Version Control & CI/CD Pipelines

Git is the most popular version control system, and GitLab and GitHub are popular version control services.

  • Read “Learning GitHub Actions” by Brent Laster and “Learning Git” by Anna Skoulikari.
  • Enroll in tutorials and courses like “Git & GitHub for beginners” and “Taking Python to Production: A Professional Onboarding Guide”.
  • Learn about pre-commit hooks, which are essential for keeping your code neat and a part of your CI pipeline.

Orchestration

Orchestration systems like Mage, Airflow, Kubeflow, and Metaflow are popular in machine learning engineering.

  • Enroll in the “Introduction to Airflow in Python” course.

Experiment Tracking and Model Registries

Experiment tracking is crucial for comparing model training runs. MLflow is the most popular tool for experiment tracking and model registry.

  • Enroll in the MLflow Udemy course and the “End-to-end machine learning” course (MLflow piece).

Data Lineage and Feature Stores

Feature stores help keep track of feature use and allow sharing of features across models. Use cloud providers’ feature stores or open-source solutions like Feast.

  • Enroll in the “Creating a feature store with Feast part 1, part 2, part 3” tutorial series.

Model Training & Serving

Cloud-native solutions like AWS Sagemaker, Azure ML, and Vertex AI are popular for model training and serving. Consider using Kubernetes for model deployment if your organization supports it.

  • Enroll in the “ML deployment k8s FastAPI” repository and “How to build machine learning app with FastAPI” tutorial series.

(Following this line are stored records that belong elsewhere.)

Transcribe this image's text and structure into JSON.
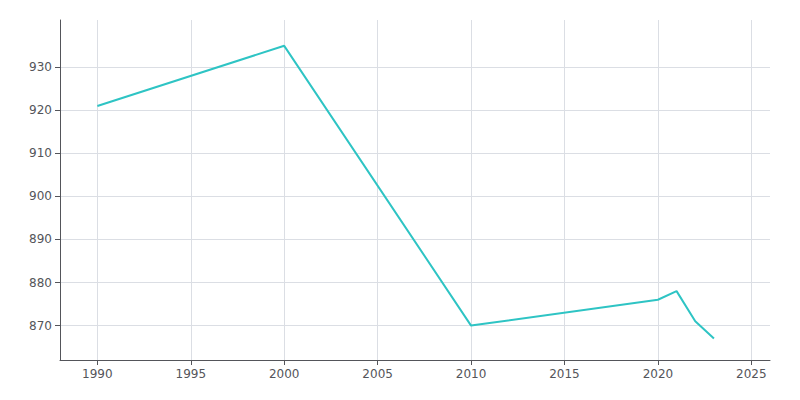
{
  "chart_data": {
    "type": "line",
    "x": [
      1990,
      2000,
      2010,
      2020,
      2021,
      2022,
      2023
    ],
    "values": [
      921,
      935,
      870,
      876,
      878,
      871,
      867
    ],
    "color": "#2ec4c4",
    "xlim": [
      1988,
      2026
    ],
    "xticks": [
      1990,
      1995,
      2000,
      2005,
      2010,
      2015,
      2020,
      2025
    ],
    "ylim": [
      862,
      941
    ],
    "yticks": [
      870,
      880,
      890,
      900,
      910,
      920,
      930
    ],
    "grid": true
  }
}
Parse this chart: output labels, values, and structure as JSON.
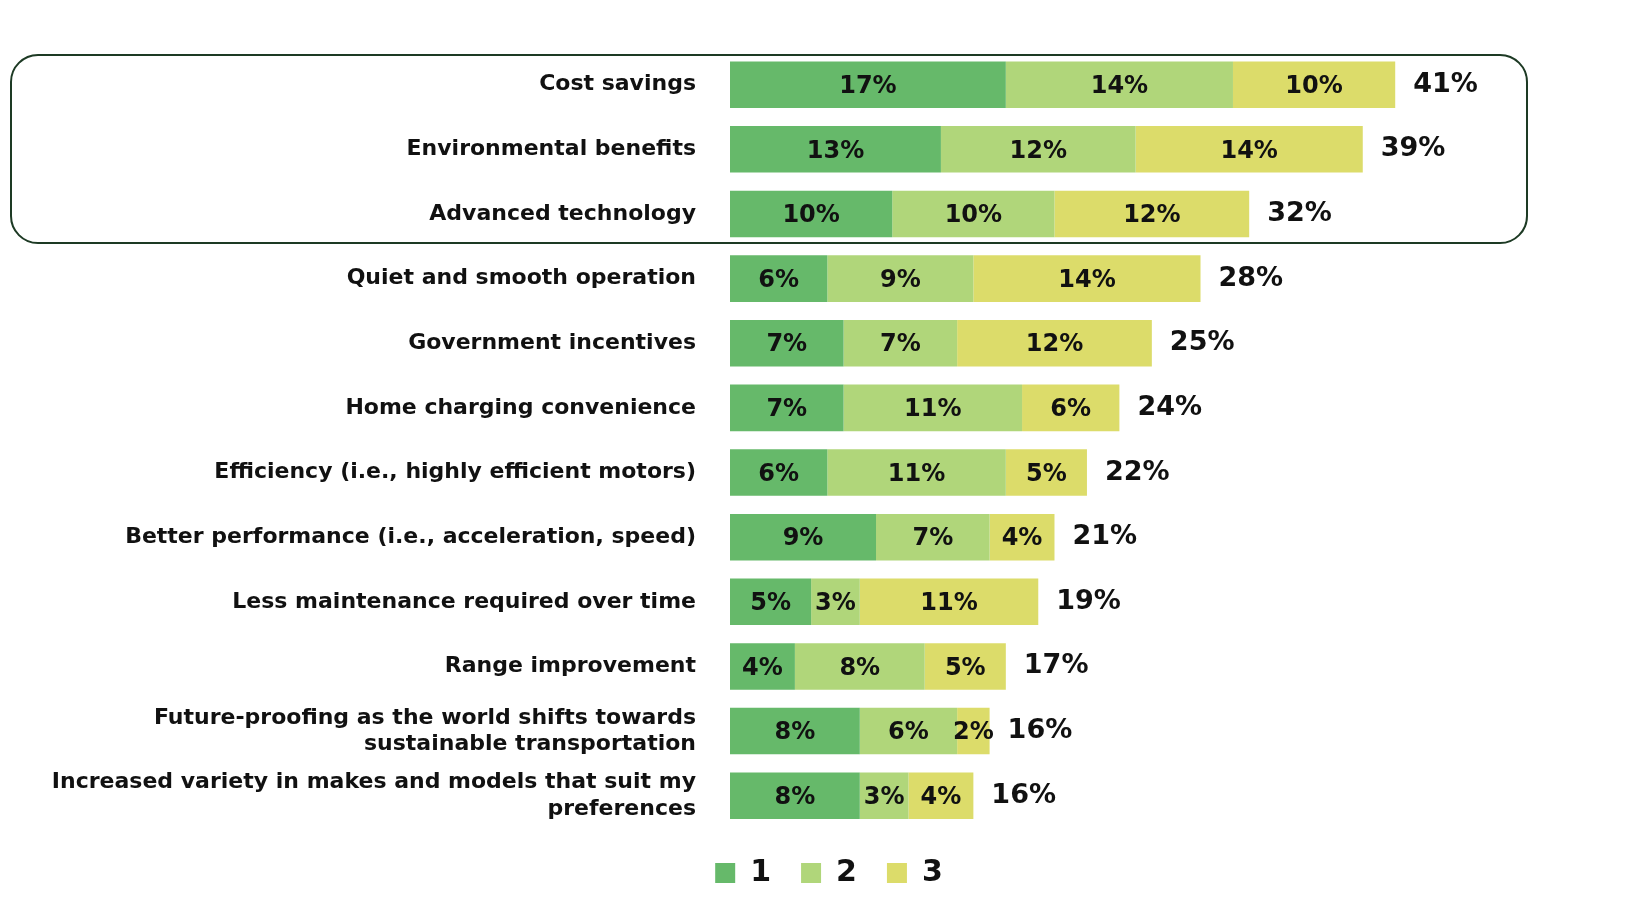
{
  "chart_data": {
    "type": "bar",
    "orientation": "horizontal",
    "stacked": true,
    "legend": "bottom",
    "categories": [
      "Cost savings",
      "Environmental benefits",
      "Advanced technology",
      "Quiet and smooth operation",
      "Government incentives",
      "Home charging convenience",
      "Efficiency (i.e., highly efficient motors)",
      "Better performance (i.e., acceleration, speed)",
      "Less maintenance required over time",
      "Range improvement",
      "Future-proofing as the world shifts towards sustainable transportation",
      "Increased variety in makes and models that suit my preferences"
    ],
    "series": [
      {
        "name": "1",
        "color": "#66b96a",
        "values": [
          17,
          13,
          10,
          6,
          7,
          7,
          6,
          9,
          5,
          4,
          8,
          8
        ],
        "value_labels": [
          "17%",
          "13%",
          "10%",
          "6%",
          "7%",
          "7%",
          "6%",
          "9%",
          "5%",
          "4%",
          "8%",
          "8%"
        ]
      },
      {
        "name": "2",
        "color": "#b0d67a",
        "values": [
          14,
          12,
          10,
          9,
          7,
          11,
          11,
          7,
          3,
          8,
          6,
          3
        ],
        "value_labels": [
          "14%",
          "12%",
          "10%",
          "9%",
          "7%",
          "11%",
          "11%",
          "7%",
          "3%",
          "8%",
          "6%",
          "3%"
        ]
      },
      {
        "name": "3",
        "color": "#dcdc6a",
        "values": [
          10,
          14,
          12,
          14,
          12,
          6,
          5,
          4,
          11,
          5,
          2,
          4
        ],
        "value_labels": [
          "10%",
          "14%",
          "12%",
          "14%",
          "12%",
          "6%",
          "5%",
          "4%",
          "11%",
          "5%",
          "2%",
          "4%"
        ]
      }
    ],
    "totals": [
      "41%",
      "39%",
      "32%",
      "28%",
      "25%",
      "24%",
      "22%",
      "21%",
      "19%",
      "17%",
      "16%",
      "16%"
    ]
  }
}
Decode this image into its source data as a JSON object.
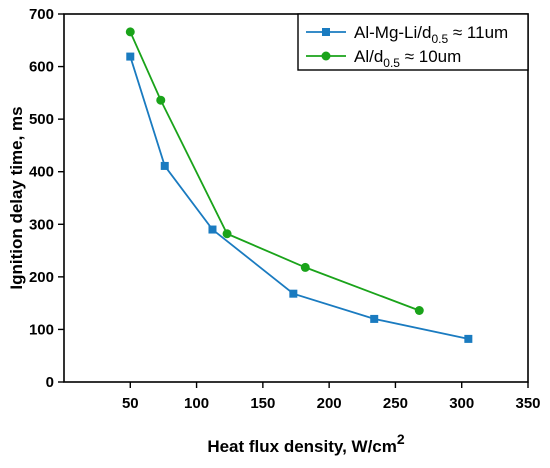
{
  "chart_data": {
    "type": "line",
    "xlabel": "Heat flux density, W/cm",
    "xlabel_sup": "2",
    "ylabel": "Ignition delay time, ms",
    "xlim": [
      0,
      350
    ],
    "ylim": [
      0,
      700
    ],
    "xticks": [
      50,
      100,
      150,
      200,
      250,
      300,
      350
    ],
    "yticks": [
      0,
      100,
      200,
      300,
      400,
      500,
      600,
      700
    ],
    "grid": false,
    "legend_position": "top-right",
    "series": [
      {
        "legend_parts": [
          "Al-Mg-Li/d",
          "0.5",
          " ≈ 11um"
        ],
        "marker": "square",
        "color": "#1a7bc0",
        "x": [
          50,
          76,
          112,
          173,
          234,
          305
        ],
        "y": [
          619,
          411,
          290,
          168,
          120,
          82
        ]
      },
      {
        "legend_parts": [
          "Al/d",
          "0.5",
          " ≈ 10um"
        ],
        "marker": "circle",
        "color": "#1aa31a",
        "x": [
          50,
          73,
          123,
          182,
          268
        ],
        "y": [
          666,
          536,
          282,
          218,
          136
        ]
      }
    ]
  }
}
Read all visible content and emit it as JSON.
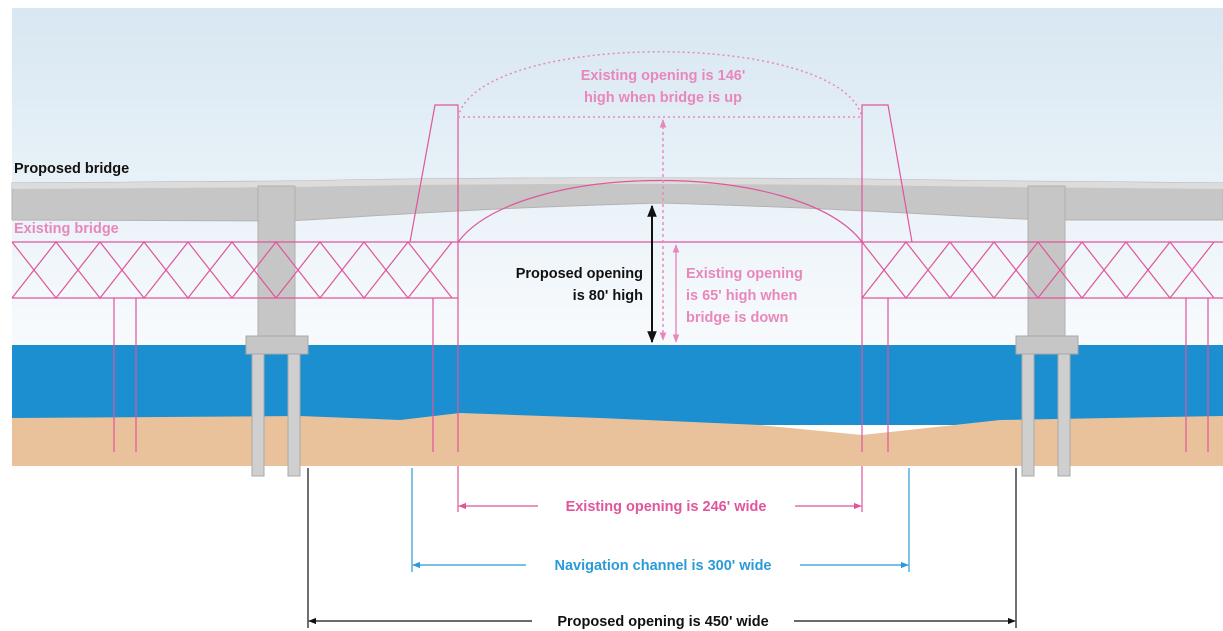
{
  "labels": {
    "proposed_bridge": "Proposed bridge",
    "existing_bridge": "Existing bridge",
    "existing_up_1": "Existing opening is 146'",
    "existing_up_2": "high when bridge is up",
    "proposed_height_1": "Proposed opening",
    "proposed_height_2": "is 80' high",
    "existing_down_1": "Existing opening",
    "existing_down_2": "is 65' high when",
    "existing_down_3": "bridge is down",
    "existing_width": "Existing opening is 246' wide",
    "nav_channel_width": "Navigation channel is 300' wide",
    "proposed_width": "Proposed opening is 450' wide"
  },
  "colors": {
    "sky_top": "#dbe9f3",
    "sky_bottom": "#f7fbfd",
    "water": "#1c8fd1",
    "ground": "#e9c29b",
    "proposed_bridge": "#c8c8c8",
    "existing_bridge": "#e0559b",
    "existing_bridge_light": "#e987bd",
    "navigation": "#2a9ad8",
    "text_dark": "#111111"
  }
}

Monitoring & Observability

Monitoring and observability are crucial parts of an MLOps platform. Use Prometheus and Grafana for ML system observability, and consider cloud providers’ solutions or open-source tools like Evidently.ai or NannyML for ML-specific monitoring.

  • Enroll in the “Mastering Prometheus and Grafana” course.

Infrastructure as Code: Terraform

Terraform is a powerful IaC tool that makes your MLOps framework reproducible.

  • Learn Terraform by following its roadmap and enrolling in relevant courses.